At War on the Rocks, Jake Hall talks about the pervasive inflence of intoxication during the First World War:
The assassination of Archduke Franz Ferdinand is often regarded as the proverbial match in the tinderbox where World War I is concerned. The imperial-nationalist tensions surrounding Austria-Hungary’s waning empire, tensions which inspired the assassination and ensuing conflict, were frankly unwarranted, considering the swill these regions were, and still are, trying to pass off as potable spirits. Then again, what’s a tragic war of global scope without tragically misguided motivations at the start?
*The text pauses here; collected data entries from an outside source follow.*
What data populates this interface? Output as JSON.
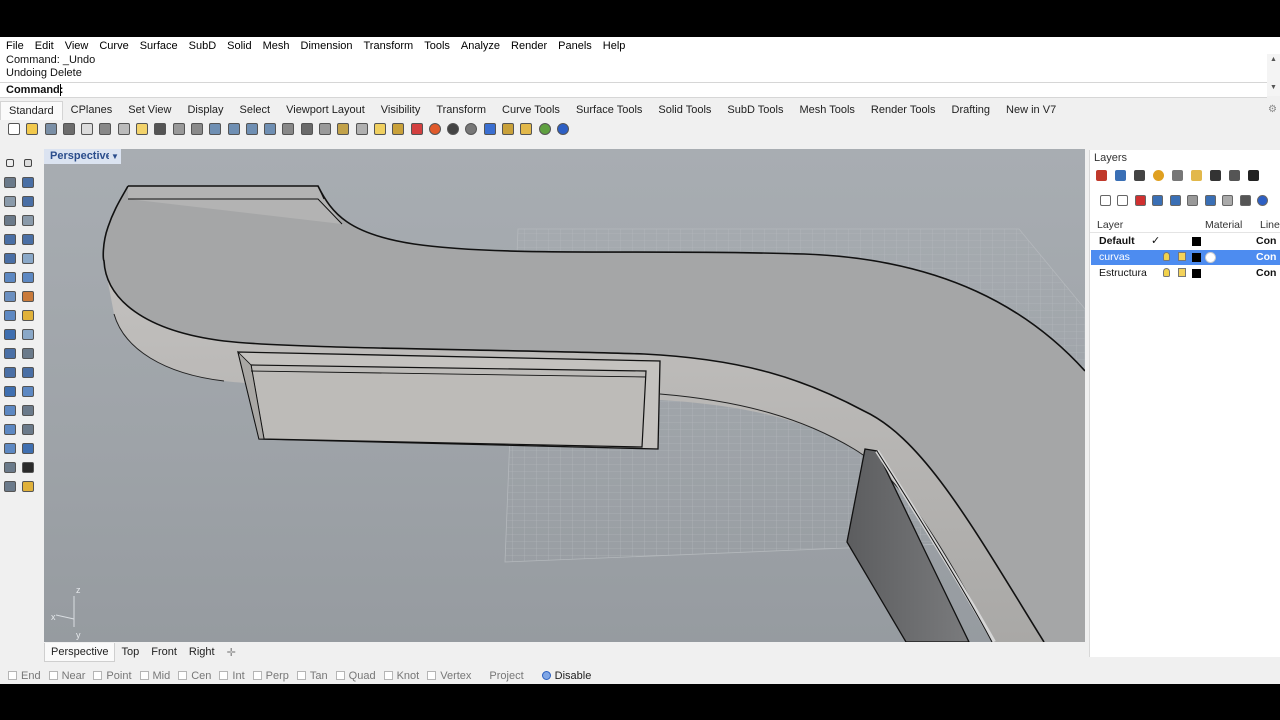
{
  "menu": [
    "File",
    "Edit",
    "View",
    "Curve",
    "Surface",
    "SubD",
    "Solid",
    "Mesh",
    "Dimension",
    "Transform",
    "Tools",
    "Analyze",
    "Render",
    "Panels",
    "Help"
  ],
  "command": {
    "history": [
      "Command: _Undo",
      "Undoing Delete"
    ],
    "prompt": "Command:"
  },
  "toolbar_tabs": [
    "Standard",
    "CPlanes",
    "Set View",
    "Display",
    "Select",
    "Viewport Layout",
    "Visibility",
    "Transform",
    "Curve Tools",
    "Surface Tools",
    "Solid Tools",
    "SubD Tools",
    "Mesh Tools",
    "Render Tools",
    "Drafting",
    "New in V7"
  ],
  "active_toolbar_tab": "Standard",
  "toolbar_icons": [
    "new-icon",
    "open-icon",
    "save-icon",
    "print-icon",
    "import-icon",
    "cut-icon",
    "copy-icon",
    "paste-icon",
    "undo-icon",
    "pan-icon",
    "rotate-view-icon",
    "zoom-icon",
    "zoom-window-icon",
    "zoom-extents-icon",
    "zoom-selected-icon",
    "set-view-icon",
    "four-viewports-icon",
    "grid-icon",
    "cplane-icon",
    "osnap-icon",
    "light-icon",
    "lock-icon",
    "select-icon",
    "color-wheel-icon",
    "sphere-icon",
    "render-icon",
    "material-icon",
    "texture-icon",
    "options-icon",
    "globe-icon",
    "help-icon"
  ],
  "viewport": {
    "label": "Perspective",
    "axes": {
      "z": "z",
      "x": "x",
      "y": "y"
    }
  },
  "view_tabs": [
    "Perspective",
    "Top",
    "Front",
    "Right"
  ],
  "active_view_tab": "Perspective",
  "osnaps": [
    {
      "label": "End",
      "checked": false
    },
    {
      "label": "Near",
      "checked": false
    },
    {
      "label": "Point",
      "checked": false
    },
    {
      "label": "Mid",
      "checked": false
    },
    {
      "label": "Cen",
      "checked": false
    },
    {
      "label": "Int",
      "checked": false
    },
    {
      "label": "Perp",
      "checked": false
    },
    {
      "label": "Tan",
      "checked": false
    },
    {
      "label": "Quad",
      "checked": false
    },
    {
      "label": "Knot",
      "checked": false
    },
    {
      "label": "Vertex",
      "checked": false
    }
  ],
  "status": {
    "project": "Project",
    "disable": "Disable"
  },
  "layers_panel": {
    "title": "Layers",
    "columns": {
      "layer": "Layer",
      "material": "Material",
      "linetype": "Line"
    },
    "layers": [
      {
        "name": "Default",
        "current": true,
        "selected": false,
        "color": "#000000",
        "linetype": "Con"
      },
      {
        "name": "curvas",
        "current": false,
        "selected": true,
        "color": "#000000",
        "linetype": "Con"
      },
      {
        "name": "Estructura",
        "current": false,
        "selected": false,
        "color": "#000000",
        "linetype": "Con"
      }
    ]
  },
  "colors": {
    "accent": "#4d8cf0",
    "viewport_bg": "#9aa0a5",
    "viewport_label": "#2b4d8c"
  }
}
One contributing factor to the war-primed Europe of 1914 sounds oddly familiar. Disenfranchised youth of marginalized states resorting to suicidal violence. It’s easy to see how the seven agents of Ferdinand’s assassination could be lining up to enlist in ISIS today. Youthful, “angsty,” and driven by an unhinged sense of importance and righteousness, it was a 19 year old, Gavrilo Princip, who carried out the clumsy assassination on the streets of Sarajevo. After a failed bombing attempt, failed suicide attempt, and a major security lapse by Ferdinand’s guards, the conspirators succeeded in gunning down the Archduke and Duchess almost by chance. With that act the Serbian nationalists, on a quest for south Slavic unification, killed a couple that were by many accounts lovely people, and started the July Crisis that led to the Great War.
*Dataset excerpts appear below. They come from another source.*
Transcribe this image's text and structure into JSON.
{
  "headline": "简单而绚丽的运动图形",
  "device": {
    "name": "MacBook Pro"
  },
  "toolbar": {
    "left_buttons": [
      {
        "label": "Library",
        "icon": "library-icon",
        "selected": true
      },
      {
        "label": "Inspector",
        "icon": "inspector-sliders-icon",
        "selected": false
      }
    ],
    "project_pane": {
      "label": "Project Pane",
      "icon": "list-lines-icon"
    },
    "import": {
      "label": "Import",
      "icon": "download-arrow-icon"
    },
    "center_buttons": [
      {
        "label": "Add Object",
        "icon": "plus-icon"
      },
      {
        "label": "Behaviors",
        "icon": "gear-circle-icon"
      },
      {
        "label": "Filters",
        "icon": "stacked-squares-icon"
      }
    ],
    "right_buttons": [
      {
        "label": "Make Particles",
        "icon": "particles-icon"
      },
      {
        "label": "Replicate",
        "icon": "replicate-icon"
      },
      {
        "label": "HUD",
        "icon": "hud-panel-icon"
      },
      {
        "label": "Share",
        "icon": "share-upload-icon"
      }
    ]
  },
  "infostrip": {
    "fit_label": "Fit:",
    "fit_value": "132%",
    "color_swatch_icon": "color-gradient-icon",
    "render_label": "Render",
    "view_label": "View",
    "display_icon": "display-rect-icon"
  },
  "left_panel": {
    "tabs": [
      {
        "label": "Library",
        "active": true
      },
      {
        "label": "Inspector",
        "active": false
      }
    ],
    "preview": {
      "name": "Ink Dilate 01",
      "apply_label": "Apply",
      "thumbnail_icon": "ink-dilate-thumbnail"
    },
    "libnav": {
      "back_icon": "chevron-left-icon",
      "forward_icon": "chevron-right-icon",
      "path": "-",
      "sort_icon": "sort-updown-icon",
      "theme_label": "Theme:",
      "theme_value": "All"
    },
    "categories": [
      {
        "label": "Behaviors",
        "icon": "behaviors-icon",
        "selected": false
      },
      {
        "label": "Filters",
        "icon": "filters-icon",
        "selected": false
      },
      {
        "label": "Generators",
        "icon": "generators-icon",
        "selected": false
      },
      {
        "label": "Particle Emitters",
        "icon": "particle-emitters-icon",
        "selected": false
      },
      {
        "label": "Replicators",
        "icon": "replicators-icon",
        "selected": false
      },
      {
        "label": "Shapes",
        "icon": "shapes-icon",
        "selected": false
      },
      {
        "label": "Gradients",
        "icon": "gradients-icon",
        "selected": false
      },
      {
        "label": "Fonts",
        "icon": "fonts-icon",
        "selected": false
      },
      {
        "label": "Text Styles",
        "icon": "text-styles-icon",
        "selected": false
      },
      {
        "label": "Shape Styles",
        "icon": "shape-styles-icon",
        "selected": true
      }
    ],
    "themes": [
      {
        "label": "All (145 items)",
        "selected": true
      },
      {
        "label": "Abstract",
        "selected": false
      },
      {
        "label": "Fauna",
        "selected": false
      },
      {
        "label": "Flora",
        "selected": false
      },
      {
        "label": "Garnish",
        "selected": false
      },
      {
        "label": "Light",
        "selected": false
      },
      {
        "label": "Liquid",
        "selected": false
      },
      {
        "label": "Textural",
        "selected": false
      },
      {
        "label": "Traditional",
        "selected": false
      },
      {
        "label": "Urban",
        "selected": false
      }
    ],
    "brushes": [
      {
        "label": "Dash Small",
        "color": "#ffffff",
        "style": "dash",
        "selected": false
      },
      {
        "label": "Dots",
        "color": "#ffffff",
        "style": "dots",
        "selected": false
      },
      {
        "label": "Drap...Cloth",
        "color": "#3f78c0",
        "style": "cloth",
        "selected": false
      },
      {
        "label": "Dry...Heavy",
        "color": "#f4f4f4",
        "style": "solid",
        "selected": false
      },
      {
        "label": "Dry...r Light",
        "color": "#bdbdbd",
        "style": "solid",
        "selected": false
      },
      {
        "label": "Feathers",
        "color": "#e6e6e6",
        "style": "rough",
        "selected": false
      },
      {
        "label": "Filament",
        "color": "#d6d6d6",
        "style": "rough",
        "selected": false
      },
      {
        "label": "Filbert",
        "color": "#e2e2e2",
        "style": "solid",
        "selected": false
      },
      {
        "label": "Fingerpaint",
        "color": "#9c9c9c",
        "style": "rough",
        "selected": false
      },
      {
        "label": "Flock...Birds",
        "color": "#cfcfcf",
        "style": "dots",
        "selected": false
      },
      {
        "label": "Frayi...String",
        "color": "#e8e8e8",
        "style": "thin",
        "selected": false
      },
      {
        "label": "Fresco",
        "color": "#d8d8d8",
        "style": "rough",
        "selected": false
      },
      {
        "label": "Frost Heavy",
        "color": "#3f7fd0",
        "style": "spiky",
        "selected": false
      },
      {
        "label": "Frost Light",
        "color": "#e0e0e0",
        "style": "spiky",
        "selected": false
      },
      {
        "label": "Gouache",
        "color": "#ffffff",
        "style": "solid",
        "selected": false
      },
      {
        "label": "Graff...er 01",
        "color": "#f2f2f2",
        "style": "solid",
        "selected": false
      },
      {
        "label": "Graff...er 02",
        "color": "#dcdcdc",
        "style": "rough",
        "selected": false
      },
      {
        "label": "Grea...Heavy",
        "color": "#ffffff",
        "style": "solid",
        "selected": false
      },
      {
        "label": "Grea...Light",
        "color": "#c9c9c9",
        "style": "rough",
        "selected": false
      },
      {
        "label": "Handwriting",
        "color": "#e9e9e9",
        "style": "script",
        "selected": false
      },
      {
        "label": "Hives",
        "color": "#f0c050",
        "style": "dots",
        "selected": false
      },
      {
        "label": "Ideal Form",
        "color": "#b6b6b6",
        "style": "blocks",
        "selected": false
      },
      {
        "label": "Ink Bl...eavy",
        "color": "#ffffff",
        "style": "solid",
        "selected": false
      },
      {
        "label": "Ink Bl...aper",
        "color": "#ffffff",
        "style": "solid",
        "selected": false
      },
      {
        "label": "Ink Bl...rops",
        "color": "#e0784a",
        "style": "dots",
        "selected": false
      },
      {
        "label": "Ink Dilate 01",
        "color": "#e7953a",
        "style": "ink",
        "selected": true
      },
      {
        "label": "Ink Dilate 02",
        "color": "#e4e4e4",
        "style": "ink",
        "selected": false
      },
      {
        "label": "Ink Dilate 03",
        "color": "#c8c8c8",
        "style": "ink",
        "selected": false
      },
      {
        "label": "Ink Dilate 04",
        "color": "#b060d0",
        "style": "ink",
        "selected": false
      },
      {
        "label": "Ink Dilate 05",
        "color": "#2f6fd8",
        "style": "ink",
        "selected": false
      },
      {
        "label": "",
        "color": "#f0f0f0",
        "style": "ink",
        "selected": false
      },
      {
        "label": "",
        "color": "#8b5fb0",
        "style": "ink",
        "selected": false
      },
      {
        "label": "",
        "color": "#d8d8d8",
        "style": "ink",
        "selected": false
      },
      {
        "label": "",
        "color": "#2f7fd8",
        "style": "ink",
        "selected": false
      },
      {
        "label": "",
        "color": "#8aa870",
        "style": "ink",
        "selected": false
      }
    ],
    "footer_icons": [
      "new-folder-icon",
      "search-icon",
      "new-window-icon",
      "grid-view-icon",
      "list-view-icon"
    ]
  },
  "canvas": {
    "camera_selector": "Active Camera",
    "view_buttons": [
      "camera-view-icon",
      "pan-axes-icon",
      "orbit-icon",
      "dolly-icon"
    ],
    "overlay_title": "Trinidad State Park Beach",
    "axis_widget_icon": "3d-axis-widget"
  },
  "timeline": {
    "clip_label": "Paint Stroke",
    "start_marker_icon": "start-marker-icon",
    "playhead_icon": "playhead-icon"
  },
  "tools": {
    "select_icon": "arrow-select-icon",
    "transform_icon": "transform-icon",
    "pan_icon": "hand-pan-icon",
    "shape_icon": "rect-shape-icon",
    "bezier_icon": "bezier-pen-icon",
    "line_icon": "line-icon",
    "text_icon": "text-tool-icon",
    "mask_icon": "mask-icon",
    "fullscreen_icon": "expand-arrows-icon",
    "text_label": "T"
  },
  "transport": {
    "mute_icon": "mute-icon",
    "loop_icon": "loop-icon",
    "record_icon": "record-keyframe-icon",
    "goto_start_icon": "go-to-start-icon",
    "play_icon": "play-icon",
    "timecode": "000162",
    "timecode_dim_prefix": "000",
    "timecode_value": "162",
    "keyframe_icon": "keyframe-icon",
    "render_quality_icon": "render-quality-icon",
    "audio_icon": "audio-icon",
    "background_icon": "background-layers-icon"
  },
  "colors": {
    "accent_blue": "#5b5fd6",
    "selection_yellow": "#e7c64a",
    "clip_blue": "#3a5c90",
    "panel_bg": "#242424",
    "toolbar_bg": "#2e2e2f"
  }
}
The conflict that followed became the then-largest mobilization of military force ever, until the rematch 21 years later. HG Wells was the first to declare WWI the “war to end war,” and though that designation had contemporary critics, it quickly became a motto for the hostilities. A war to end war seems like an occasion for a drink, no? If it doesn’t, you’ve either never had a drink or you’ve never had a soul. In any case, what follows is an account of which powers were most benevolent during the war, measured chiefly by the alcohol rations secured and distributed to their soldiers. It presumes that the men fighting in the trenches on all sides had drawn short straws in life, and the side most willing to allow a little buzz on the front line exhibited a little humanity.
So how does all this play out in the end? France occupied the role of major supplier to all sides drinking needs. The Germans made large gains at the start of the war, and enabled rear-echelon troops to frequent taverns in their newly conquered territories. Couple that privilege with their substantial liquor rations, and the German rank-and-file were well situated for some time. Ultimately, the British naval blockade started affecting German supplies, which directly cut into their drinking. When the Allies reversed Germany’s advances and ended the war, they virtually ensured the Germans would only be drinking regret and resentment for nearly two decades. The French military was also generous with its rations where allies were concerned, attempting in a small way to soften the hard line the British and American citizens and leadership held with regard to their troops’ drinking. Russia incurred the mother of all hangovers when it finally stopped drowning itself in vodka for a minute, and basically played the role of your friend who passes out at the bar. Final outcome? À votre santé, France.